Franchement, si on m'avait dit il y a dix ans que j'écrirais un papier sur le retour en force de la planche de charcuterie géante, j'aurais probablement ri au nez de mon rédac chef. Et pourtant, on y est. Samedi dernier, j'étais sur un événement près de Lyon, et là, le choc : plus une seule verrine en vue. Rien. Que dalle. À la place ? Une table de huit mètres de long recouverte de fromage, de raisin, de fleurs comestibles et de jambon cru. C'est ce que les Anglo-saxons appellent le 'grazing platter', et c'est en train de devenir le cauchemar — ou la poule aux œufs d'or — de tout traiteur qui se respecte.
Le truc, c'est que c'est hyper visuel. C'est fait pour Instagram, clairement. On pose tout en vrac, on donne l'impression d'une abondance rustique, presque médiévale. Mais entre nous, on sait bien que c'est un enfer logistique. Comment tu gères la chaîne du froid sur une table de huit mètres en plein mois de juillet ? Comment tu empêches les invités de tripoter tous les morceaux de Comté avant de choisir celui qui leur plaît ? C'est là que le métier de traiteur devient un sport de haut niveau.
L'obsession du 'sans' qui nous rend dingues
On ne va pas se mentir, le vrai défi aujourd'hui, ce n'est même plus la déco. C'est la liste des allergies. J'ai discuté avec un confrère qui me disait qu'il passait maintenant plus de temps à lire les étiquettes de compote qu'à dresser ses assiettes. Entre le sans gluten, le sans lactose, le vegan, le keto... On finit par se demander s'il restera de l'eau à servir à la fin de la soirée. Bon, je caricature, mais on sent une vraie tension sur le terrain. Les clients sont devenus ultra exigeants, presque suspicieux. Ils veulent de l'authentique, du local, du circuit court, mais ils veulent aussi que ça ressemble à une pub pour une banque d'images californienne.
D'ailleurs, parlons-en du local. C'est marrant cette tendance parce que tout le monde s'en revendique, mais dès qu'on annonce le prix du jambon de pays affiné 24 mois par le petit producteur du coin, les visages s'allongent. On veut le beurre, l'argent du beurre, et le sourire de la crémière (qui, elle, a dû fermer boutique parce que personne ne voulait payer le prix juste). C'est le grand paradoxe du secteur en ce moment.

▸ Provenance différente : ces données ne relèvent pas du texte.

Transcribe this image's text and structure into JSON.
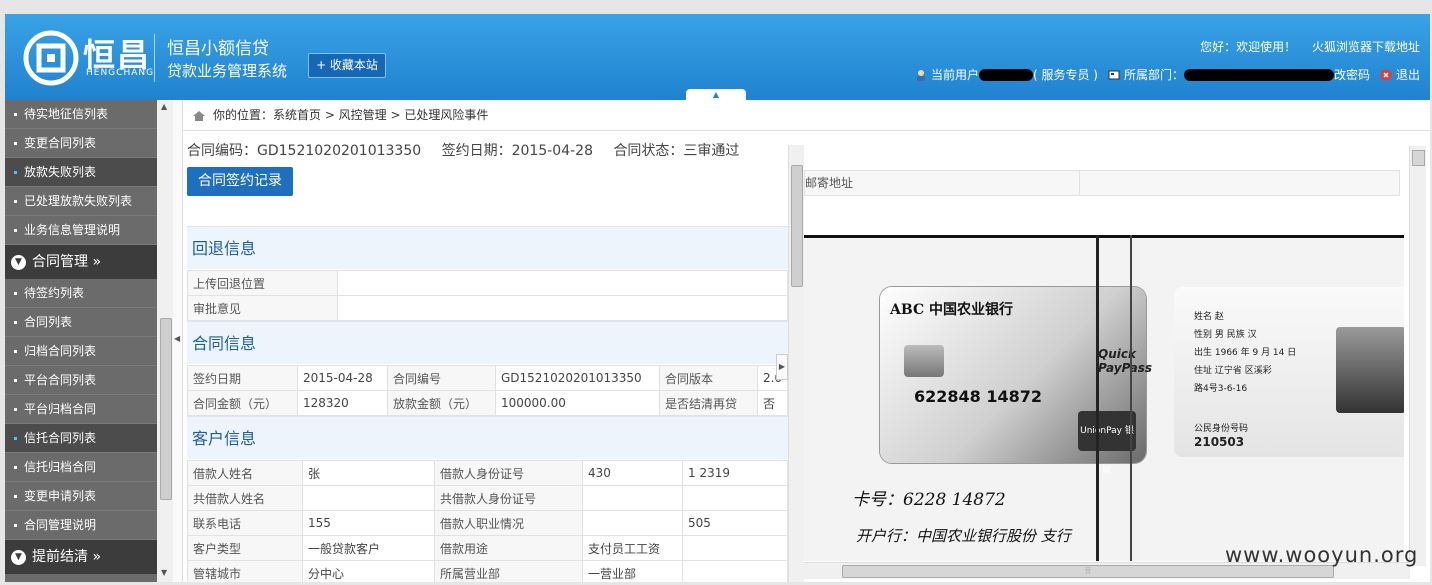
{
  "header": {
    "logo_text": "恒昌",
    "logo_sub": "HENGCHANG",
    "system_title_1": "恒昌小额信贷",
    "system_title_2": "贷款业务管理系统",
    "favorite_button": "+ 收藏本站",
    "greeting": "您好：欢迎使用！",
    "browser_link": "火狐浏览器下载地址",
    "current_user_label": "当前用户",
    "user_role": "( 服务专员 )",
    "department_label": "所属部门：",
    "change_password": "改密码",
    "logout": "退出",
    "toggle_arrow": "▲"
  },
  "sidebar": {
    "items_top": [
      {
        "label": "待实地征信列表",
        "active": false
      },
      {
        "label": "变更合同列表",
        "active": false
      },
      {
        "label": "放款失败列表",
        "active": true
      },
      {
        "label": "已处理放款失败列表",
        "active": false
      },
      {
        "label": "业务信息管理说明",
        "active": false
      }
    ],
    "group_contract": "合同管理 »",
    "items_contract": [
      {
        "label": "待签约列表",
        "active": false
      },
      {
        "label": "合同列表",
        "active": false
      },
      {
        "label": "归档合同列表",
        "active": false
      },
      {
        "label": "平台合同列表",
        "active": false
      },
      {
        "label": "平台归档合同",
        "active": false
      },
      {
        "label": "信托合同列表",
        "active": true
      },
      {
        "label": "信托归档合同",
        "active": false
      },
      {
        "label": "变更申请列表",
        "active": false
      },
      {
        "label": "合同管理说明",
        "active": false
      }
    ],
    "group_early": "提前结清 »"
  },
  "breadcrumb": {
    "text": "你的位置：系统首页 > 风控管理 > 已处理风险事件"
  },
  "contract_meta": {
    "code": "合同编码：GD1521020201013350",
    "sign_date": "签约日期：2015-04-28",
    "status": "合同状态：三审通过"
  },
  "sign_record_button": "合同签约记录",
  "return_section": {
    "title": "回退信息",
    "rows": [
      [
        "上传回退位置",
        ""
      ],
      [
        "审批意见",
        ""
      ]
    ]
  },
  "contract_section": {
    "title": "合同信息",
    "rows": [
      [
        "签约日期",
        "2015-04-28",
        "合同编号",
        "GD1521020201013350",
        "合同版本",
        "2.0"
      ],
      [
        "合同金额（元）",
        "128320",
        "放款金额（元）",
        "100000.00",
        "是否结清再贷",
        "否"
      ]
    ]
  },
  "customer_section": {
    "title": "客户信息",
    "rows": [
      [
        "借款人姓名",
        "张",
        "借款人身份证号",
        "430",
        "1 2319"
      ],
      [
        "共借款人姓名",
        "",
        "共借款人身份证号",
        "",
        ""
      ],
      [
        "联系电话",
        "155",
        "借款人职业情况",
        "",
        "505"
      ],
      [
        "客户类型",
        "一般贷款客户",
        "借款用途",
        "支付员工工资",
        ""
      ],
      [
        "管辖城市",
        "分中心",
        "所属营业部",
        "一营业部",
        ""
      ]
    ]
  },
  "right_pane": {
    "mail_address_label": "邮寄地址",
    "bank_name": "ABC 中国农业银行",
    "quickpass": "Quick PayPass",
    "card_number": "622848        14872",
    "unionpay": "UnionPay 银联",
    "id_fields": [
      "姓名  赵",
      "性别  男    民族  汉",
      "出生  1966 年  9 月 14 日",
      "住址  辽宁省         区溪彩",
      "       路4号3-6-16"
    ],
    "id_label": "公民身份号码",
    "id_number": "210503",
    "handwriting_1": "卡号：6228       14872",
    "handwriting_2": "开户行：中国农业银行股份        支行"
  },
  "watermark": "www.wooyun.org"
}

Ce qui m'amène à un point qui me tient à cœur : la tech. On en voit partout. Des logiciels de gestion de stocks qui vous prédisent au gramme près combien de beurre vous allez utiliser, aux frigos connectés. C'est super, vraiment. Mais est-ce que ça remplace le pif ? Ce feeling quand on sent que la sauce ne va pas monter ou que le client va nous faire une scène parce que les serviettes ne sont pas exactement de la couleur 'coquille d'œuf' ? Je ne crois pas.
J'ai vu passer une news l'autre jour sur une IA qui génère des menus optimisés pour réduire le gaspillage. C'est louable, c'est même nécessaire vu ce qu'on jette parfois en fin de réception. Mais l'émotion, elle est où là-dedans ? Un bon traiteur, c'est quelqu'un qui raconte une histoire avec ses plats, pas quelqu'un qui optimise des lignes Excel pour satisfaire un algorithme de rentabilité.
Au final, ce qui me frappe après toutes ces années à traîner mes guêtres dans les cuisines et les salles de réception, c'est que le métier n'a jamais été aussi dur et aussi passionnant à la fois. On demande aux pros d'être des artistes, des logisticiens, des diététiciens et des community managers. Rien que ça. Alors la prochaine fois que vous voyez un buffet magnifique, ne vous contentez pas de prendre une photo pour vos 200 abonnés. Pensez au gars qui s'est levé à 4h du mat pour que la burrata soit parfaite à 20h.
Et vous, vous en pensez quoi de cette mode du grazing ? C'est une vraie évolution du service ou juste une flemme généralisée de dresser des vraies assiettes ? J'ai mon idée sur la question, mais je vous laisse méditer là-dessus en croquant dans un radis bio (si vous en trouvez un qui n'est pas hors de prix).